Each month, The Manufacturer explores a section of the latest Annual Manufacturing Report, which gauges the mood of leadership teams on a wide-ranging list of issues including Skills & Training, Finance & Investment and Growth & Exports. This month, we look at Government Policy & Industrial Strategy.
Through the Government Policy & Industrial Strategy section, we wanted to discover the extent to which manufacturers are prepared for Brexit, in whatever form it materialises, and the extent to which the government is achieving cut-through with its core message to manufacturers which is – very bluntly – digitalise or decline.
In many respects, the two issues overlap significantly. Adopting digital technologies takes investment, and pushing the investment button is a tough call when staring into the abyss of uncertainty that Brexit represents.
Government industrial policy over recent decades has been very patchy, if it has existed at all. Manufacturers have a right to be sceptical of this new iteration and await the evidence.
As the figures on the right-hand side indicate (or above if viewing on mobile), more than 50% of respondents believe the UK government doesn’t really care that much for manufacturing, while 64% said Brexit will cause chaos for manufacturers. It’s safe to assume confidence levels aren’t particularly high.
Brexit affecting funding
“We have reasonably good clarity in terms of what and how we could digitalise, but uncertainty coming from Brexit is preventing us from fully pursuing the plan due to funding issues, and the risk of needing those funds to cope with the impact of Brexit,” says one of the respondents in the report.
Brexit uncertainty continues to loom large over the UK’s manufacturing sector. With the UK now set to leave the EU on 31 October this year (or before, in the unlikely event the UK’s withdrawal agreement is ratified), Brexit will soon be a harsh reality.
Manufacturers still confident
Much more positive is manufacturers’ opinion of their own resilience. It is good to see that even if times do get tougher, a hefty 77% say there is a strong drive for success in this country, and that they can be the architects of their own success without knocking on government’s door asking for help.
That said, at this time last year, that figure was 83%. We suspect no one will be surprised that this otherwise positive sentiment has taken a knock over the past 12 months.
Wait and see, or dive in
Maybe the picture will change when the Industrial Strategy’s good intentions are backed up by solid evidence of companies doing better as a result of acting on the advice and assistance they receive.
In our own continuing conversation with UK manufacturers, it is clear there are broadly two types when it comes to issues like this.
There are those who prefer caution over risk, to learn from other companies’ mistakes. And then there are those early adopters who may make those mistakes, but also know that they are most likely to gain first-mover advantage.
“Small businesses like mine who rely on an EU supply chain can’t afford the added bureaucracy that is currently threatening to crash down on us. Post-Brexit, we face a triple blow of higher import costs, added paperwork, and a likely recession. The Conservative Party has given up being the party of business, while the Opposition shows no interest in taking up that baton. With the European Research Group and Corbyn consolidating power within their respective parties, and until business owners flood the membership of either, this isn’t likely to change soon.”

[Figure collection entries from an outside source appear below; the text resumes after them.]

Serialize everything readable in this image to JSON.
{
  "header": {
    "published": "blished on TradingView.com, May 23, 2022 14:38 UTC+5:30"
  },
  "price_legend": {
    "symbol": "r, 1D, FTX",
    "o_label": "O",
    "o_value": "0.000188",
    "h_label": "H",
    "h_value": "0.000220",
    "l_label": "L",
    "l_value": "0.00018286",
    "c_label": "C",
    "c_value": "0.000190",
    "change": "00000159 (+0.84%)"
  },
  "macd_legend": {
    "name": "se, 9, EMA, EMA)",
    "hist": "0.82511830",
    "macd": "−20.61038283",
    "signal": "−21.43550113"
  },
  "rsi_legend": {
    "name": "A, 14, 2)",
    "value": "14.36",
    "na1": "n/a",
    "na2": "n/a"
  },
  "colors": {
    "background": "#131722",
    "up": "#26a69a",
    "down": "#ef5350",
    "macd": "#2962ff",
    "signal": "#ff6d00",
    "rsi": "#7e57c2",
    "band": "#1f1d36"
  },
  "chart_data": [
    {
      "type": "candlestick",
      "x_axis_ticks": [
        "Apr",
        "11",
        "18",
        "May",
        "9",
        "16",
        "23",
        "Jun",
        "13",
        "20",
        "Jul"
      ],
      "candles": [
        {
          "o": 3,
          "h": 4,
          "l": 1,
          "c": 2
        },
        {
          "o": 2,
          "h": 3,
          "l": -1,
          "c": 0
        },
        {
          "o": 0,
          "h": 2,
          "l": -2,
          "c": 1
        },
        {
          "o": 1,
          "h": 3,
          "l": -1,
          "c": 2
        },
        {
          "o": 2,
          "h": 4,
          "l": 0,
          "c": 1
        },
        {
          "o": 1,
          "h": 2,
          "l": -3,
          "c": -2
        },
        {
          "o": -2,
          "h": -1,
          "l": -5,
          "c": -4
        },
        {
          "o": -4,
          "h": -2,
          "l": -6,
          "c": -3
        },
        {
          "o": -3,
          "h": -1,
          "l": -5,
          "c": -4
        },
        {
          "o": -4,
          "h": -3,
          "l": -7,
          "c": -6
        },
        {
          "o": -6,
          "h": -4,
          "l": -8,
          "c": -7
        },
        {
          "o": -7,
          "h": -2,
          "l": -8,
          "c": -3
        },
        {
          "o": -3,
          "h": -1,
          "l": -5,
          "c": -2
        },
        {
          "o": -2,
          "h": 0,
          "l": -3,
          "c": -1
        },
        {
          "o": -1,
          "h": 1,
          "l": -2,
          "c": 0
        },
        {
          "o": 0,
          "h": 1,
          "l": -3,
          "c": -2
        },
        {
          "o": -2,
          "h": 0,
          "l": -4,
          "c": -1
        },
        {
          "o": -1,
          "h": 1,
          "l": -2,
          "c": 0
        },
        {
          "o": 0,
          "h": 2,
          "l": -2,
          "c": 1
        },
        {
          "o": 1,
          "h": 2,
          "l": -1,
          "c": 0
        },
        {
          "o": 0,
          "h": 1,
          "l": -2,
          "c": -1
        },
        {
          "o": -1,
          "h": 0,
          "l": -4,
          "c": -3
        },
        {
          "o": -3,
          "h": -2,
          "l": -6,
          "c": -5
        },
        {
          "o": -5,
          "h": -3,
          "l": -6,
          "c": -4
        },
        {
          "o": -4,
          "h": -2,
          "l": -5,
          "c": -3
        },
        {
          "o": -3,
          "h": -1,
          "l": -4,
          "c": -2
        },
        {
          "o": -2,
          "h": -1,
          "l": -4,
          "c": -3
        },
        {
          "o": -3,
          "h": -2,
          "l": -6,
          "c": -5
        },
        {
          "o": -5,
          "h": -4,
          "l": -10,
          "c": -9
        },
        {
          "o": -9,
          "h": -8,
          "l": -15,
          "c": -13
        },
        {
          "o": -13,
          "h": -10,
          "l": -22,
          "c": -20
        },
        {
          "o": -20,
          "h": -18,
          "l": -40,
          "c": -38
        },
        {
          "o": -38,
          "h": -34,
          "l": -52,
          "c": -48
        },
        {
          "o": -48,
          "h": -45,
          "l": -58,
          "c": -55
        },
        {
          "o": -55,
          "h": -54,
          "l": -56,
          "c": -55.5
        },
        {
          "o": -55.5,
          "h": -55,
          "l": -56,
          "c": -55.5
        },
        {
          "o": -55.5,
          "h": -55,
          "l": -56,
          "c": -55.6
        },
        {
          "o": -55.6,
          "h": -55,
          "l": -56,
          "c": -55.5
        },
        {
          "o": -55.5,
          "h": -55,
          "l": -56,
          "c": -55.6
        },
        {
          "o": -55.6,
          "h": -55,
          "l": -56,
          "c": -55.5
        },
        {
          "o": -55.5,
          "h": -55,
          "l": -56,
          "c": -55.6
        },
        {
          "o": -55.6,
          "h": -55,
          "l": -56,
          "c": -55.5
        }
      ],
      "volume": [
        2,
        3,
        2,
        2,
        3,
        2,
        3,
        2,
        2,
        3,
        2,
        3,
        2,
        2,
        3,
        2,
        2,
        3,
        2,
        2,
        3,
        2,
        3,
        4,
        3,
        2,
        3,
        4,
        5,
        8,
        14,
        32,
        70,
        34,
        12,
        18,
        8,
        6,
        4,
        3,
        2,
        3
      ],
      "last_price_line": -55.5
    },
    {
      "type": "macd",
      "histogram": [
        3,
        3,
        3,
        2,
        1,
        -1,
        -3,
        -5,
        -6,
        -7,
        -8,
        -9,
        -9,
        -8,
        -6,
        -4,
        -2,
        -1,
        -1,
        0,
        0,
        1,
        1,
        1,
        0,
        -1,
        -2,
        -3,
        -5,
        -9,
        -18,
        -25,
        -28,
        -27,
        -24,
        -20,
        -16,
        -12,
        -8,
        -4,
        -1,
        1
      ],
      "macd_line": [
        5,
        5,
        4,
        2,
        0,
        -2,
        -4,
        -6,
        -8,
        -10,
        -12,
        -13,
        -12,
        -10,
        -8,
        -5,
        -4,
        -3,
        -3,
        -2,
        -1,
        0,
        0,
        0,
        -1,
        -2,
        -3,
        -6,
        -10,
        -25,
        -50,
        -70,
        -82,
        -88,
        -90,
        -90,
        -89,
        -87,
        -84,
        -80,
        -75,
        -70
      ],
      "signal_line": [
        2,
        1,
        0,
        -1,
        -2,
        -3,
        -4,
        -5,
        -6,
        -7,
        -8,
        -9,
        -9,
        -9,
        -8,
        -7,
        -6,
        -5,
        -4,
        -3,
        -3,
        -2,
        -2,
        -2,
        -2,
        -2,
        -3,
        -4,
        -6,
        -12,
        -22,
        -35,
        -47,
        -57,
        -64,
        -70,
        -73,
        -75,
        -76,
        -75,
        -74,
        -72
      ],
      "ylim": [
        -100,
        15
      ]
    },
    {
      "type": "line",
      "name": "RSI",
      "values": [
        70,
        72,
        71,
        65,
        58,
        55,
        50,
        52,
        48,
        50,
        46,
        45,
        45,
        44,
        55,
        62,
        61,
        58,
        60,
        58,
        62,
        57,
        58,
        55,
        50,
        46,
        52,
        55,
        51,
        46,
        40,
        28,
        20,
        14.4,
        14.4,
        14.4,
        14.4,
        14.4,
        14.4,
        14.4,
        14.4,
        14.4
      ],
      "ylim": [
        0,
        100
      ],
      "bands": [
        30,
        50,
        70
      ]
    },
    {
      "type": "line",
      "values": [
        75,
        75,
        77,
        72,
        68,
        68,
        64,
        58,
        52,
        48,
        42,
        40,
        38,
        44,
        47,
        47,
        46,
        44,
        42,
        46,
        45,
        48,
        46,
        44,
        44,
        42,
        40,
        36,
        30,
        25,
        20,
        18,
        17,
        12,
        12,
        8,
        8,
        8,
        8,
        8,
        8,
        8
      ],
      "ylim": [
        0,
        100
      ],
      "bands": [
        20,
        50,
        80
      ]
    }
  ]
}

Oliver Nissen, Director, Cumbric Limited
“No-one can predict the outcome of Brexit, so I would expect the government to provide businesses with three potential scenarios with their best practice advice on what businesses should be doing now in order to prepare for each one. The large companies will probably have the resources to plan and manage this, but the smaller companies are also vital to the UK economy – the better we are all prepared, the more we can reduce the impact of Brexit.”